Pythonic String Methods (Extension Methods)¶
| Sharpy Method | Extension Method | Notes |
|---|---|---|
s.upper() |
s.Upper() |
Uppercase (invariant culture) |
s.lower() |
s.Lower() |
Lowercase (invariant culture) |
s.strip() |
s.Strip() |
Remove leading/trailing whitespace |
s.lstrip() |
s.Lstrip() |
Remove leading whitespace |
s.rstrip() |
s.Rstrip() |
Remove trailing whitespace |
s.startswith(prefix) |
s.Startswith(prefix) |
Check prefix |
s.endswith(suffix) |
s.Endswith(suffix) |
Check suffix |
s.find(sub) |
s.Find(sub) |
Find substring (returns -1 if not found) |
s.rfind(sub) |
s.Rfind(sub) |
Find last occurrence |
s.replace(old, new) |
s.Replace(old, new) |
Replace all occurrences |
s.split() |
s.Split() |
Split on whitespace |
s.split(sep) |
s.Split(sep) |
Split on separator |
s.join(items) |
s.Join(items) |
Join with separator |
s.count(sub) |
s.Count(sub) |
Count occurrences |
s.isdigit() |
s.Isdigit() |
Check if all digits |
s.isalpha() |
s.Isalpha() |
Check if all alphabetic |
s.isalnum() |
s.Isalnum() |
Check if alphanumeric |
s.isspace() |
s.Isspace() |
Check if all whitespace |
s.casefold() |
s.Casefold() |
Full Unicode case folding |
.NET Methods (Direct Access)¶
Since str is System.String, all .NET string methods are directly available:
s = "Hello, World!"
# .NET methods work directly
s.Contains("World") # True
s.Substring(0, 5) # "Hello"
s.PadLeft(20) # " Hello, World!"
s.Insert(7, "Beautiful ") # "Hello, Beautiful World!"
Method Resolution¶
When both a Sharpy extension method and a .NET method could apply, the Sharpy extension method takes precedence via the compiler's name mangling:
Differences from Python¶
Some Python string methods have slightly different behavior due to .NET semantics:
| Operation | Python | Sharpy/.NET |
|---|---|---|
"ab" * 3 |
"ababab" |
"ababab" (✅ same) |
s.split() |
Splits on any whitespace | Splits on whitespace (✅ same) |
s.split("") |
ValueError |
ValueError (✅ same) |
s.count(sub) |
Count non-overlapping | Count non-overlapping (✅ same) |
s[::2] |
Every other char | Slice syntax supported |
To split a string into individual characters in Sharpy, use:
chars = list("hello") # ['h', 'e', 'l', 'l', 'o']
# or
chars = [c for c in "hello"] # ['h', 'e', 'l', 'l', 'o']
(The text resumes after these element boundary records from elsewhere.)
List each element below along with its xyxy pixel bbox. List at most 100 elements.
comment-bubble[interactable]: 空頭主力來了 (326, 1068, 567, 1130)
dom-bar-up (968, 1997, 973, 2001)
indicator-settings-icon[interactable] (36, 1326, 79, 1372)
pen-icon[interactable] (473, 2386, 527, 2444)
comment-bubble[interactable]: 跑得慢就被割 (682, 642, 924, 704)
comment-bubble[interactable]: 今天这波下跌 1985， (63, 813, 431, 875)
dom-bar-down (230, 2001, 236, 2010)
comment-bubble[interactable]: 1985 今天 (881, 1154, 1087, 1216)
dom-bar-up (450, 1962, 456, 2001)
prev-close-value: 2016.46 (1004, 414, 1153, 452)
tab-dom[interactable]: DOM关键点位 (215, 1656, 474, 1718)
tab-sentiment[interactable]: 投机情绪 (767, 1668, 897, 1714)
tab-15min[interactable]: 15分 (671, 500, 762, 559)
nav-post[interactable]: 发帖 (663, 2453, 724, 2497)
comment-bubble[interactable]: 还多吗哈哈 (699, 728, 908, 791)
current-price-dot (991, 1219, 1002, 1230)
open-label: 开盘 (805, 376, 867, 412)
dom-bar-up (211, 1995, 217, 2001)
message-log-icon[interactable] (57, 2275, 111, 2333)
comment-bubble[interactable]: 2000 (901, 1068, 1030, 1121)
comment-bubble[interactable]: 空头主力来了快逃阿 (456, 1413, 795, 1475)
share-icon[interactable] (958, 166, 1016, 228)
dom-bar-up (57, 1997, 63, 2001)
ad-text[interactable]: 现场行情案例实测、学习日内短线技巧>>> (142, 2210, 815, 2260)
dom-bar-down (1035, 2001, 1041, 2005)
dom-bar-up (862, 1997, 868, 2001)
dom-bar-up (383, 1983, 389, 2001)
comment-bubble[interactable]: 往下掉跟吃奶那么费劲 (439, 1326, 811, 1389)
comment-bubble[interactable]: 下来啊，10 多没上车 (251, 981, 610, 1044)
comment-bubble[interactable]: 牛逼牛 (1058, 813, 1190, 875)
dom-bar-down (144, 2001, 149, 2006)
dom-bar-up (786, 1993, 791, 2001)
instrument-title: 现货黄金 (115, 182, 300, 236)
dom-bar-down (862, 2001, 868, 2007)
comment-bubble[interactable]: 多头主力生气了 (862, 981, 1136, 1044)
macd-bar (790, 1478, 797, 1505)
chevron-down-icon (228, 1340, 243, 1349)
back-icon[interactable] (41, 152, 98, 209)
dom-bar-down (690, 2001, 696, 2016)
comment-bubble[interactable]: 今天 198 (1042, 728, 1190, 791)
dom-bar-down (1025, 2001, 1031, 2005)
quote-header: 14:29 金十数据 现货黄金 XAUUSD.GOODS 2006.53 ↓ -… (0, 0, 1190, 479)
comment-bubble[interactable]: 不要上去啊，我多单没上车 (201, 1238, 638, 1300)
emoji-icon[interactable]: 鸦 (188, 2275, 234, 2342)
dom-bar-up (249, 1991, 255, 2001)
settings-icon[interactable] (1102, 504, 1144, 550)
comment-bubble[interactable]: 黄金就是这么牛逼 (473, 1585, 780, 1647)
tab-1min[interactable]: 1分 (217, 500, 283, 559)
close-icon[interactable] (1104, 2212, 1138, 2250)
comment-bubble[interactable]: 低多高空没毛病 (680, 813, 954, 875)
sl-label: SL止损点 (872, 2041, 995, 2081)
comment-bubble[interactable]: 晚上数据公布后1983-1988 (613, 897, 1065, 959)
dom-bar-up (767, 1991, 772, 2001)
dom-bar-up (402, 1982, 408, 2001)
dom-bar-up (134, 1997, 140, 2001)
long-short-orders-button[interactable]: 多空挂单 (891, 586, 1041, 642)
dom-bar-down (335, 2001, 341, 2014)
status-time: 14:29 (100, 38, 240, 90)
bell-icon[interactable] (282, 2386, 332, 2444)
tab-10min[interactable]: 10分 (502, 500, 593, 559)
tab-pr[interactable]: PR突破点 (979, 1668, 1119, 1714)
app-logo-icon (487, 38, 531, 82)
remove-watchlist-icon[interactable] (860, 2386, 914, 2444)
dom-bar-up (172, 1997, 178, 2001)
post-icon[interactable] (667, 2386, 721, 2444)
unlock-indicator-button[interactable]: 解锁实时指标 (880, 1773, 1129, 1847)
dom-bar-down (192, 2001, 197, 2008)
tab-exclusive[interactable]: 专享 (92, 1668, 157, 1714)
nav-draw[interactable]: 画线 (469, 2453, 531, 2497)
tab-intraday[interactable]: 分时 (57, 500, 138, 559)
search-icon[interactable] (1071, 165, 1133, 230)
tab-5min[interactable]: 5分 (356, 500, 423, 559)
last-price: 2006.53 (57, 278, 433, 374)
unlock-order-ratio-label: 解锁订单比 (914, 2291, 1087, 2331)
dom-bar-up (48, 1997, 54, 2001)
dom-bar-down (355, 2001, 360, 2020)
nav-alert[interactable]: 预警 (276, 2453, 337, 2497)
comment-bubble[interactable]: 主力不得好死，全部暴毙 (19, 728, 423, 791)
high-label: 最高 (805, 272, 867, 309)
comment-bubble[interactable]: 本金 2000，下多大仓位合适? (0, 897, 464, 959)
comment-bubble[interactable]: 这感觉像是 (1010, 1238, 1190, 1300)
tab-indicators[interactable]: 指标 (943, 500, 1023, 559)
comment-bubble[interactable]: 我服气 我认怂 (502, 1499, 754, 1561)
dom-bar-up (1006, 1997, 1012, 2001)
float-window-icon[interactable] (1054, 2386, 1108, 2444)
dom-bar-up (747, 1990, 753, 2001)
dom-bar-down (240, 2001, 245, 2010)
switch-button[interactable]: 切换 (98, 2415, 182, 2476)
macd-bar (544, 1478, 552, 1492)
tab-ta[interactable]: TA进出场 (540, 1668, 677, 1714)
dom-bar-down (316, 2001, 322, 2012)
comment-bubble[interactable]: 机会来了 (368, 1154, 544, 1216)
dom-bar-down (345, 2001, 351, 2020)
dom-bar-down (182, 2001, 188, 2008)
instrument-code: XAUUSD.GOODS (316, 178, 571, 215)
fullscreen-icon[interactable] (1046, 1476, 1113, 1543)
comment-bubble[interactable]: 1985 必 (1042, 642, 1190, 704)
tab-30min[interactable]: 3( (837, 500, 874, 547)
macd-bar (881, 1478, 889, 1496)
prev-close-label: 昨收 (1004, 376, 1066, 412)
Implications for Sharpy Developers¶
-
String length may differ from character count:
len()returns UTF-16 code units, which may be more than the number of visible characters for strings containing emoji or rare Unicode characters. -
Indexing can split surrogate pairs: Be cautious when indexing or slicing strings that may contain characters outside the Basic Multilingual Plane (BMP).
-
Use .NET APIs for Unicode-aware operations: When correctness with all Unicode text is required, use
StringInfo,Rune, or other .NET globalization APIs. -
Most common text works as expected: ASCII text and most European/Asian scripts (within the BMP) have a 1:1 correspondence between characters and code units.
Implementation
- ✅ str maps to System.String; Python methods via Sharpy.StringExtensions; operators/indexing/iteration via Sharpy.StringHelpers.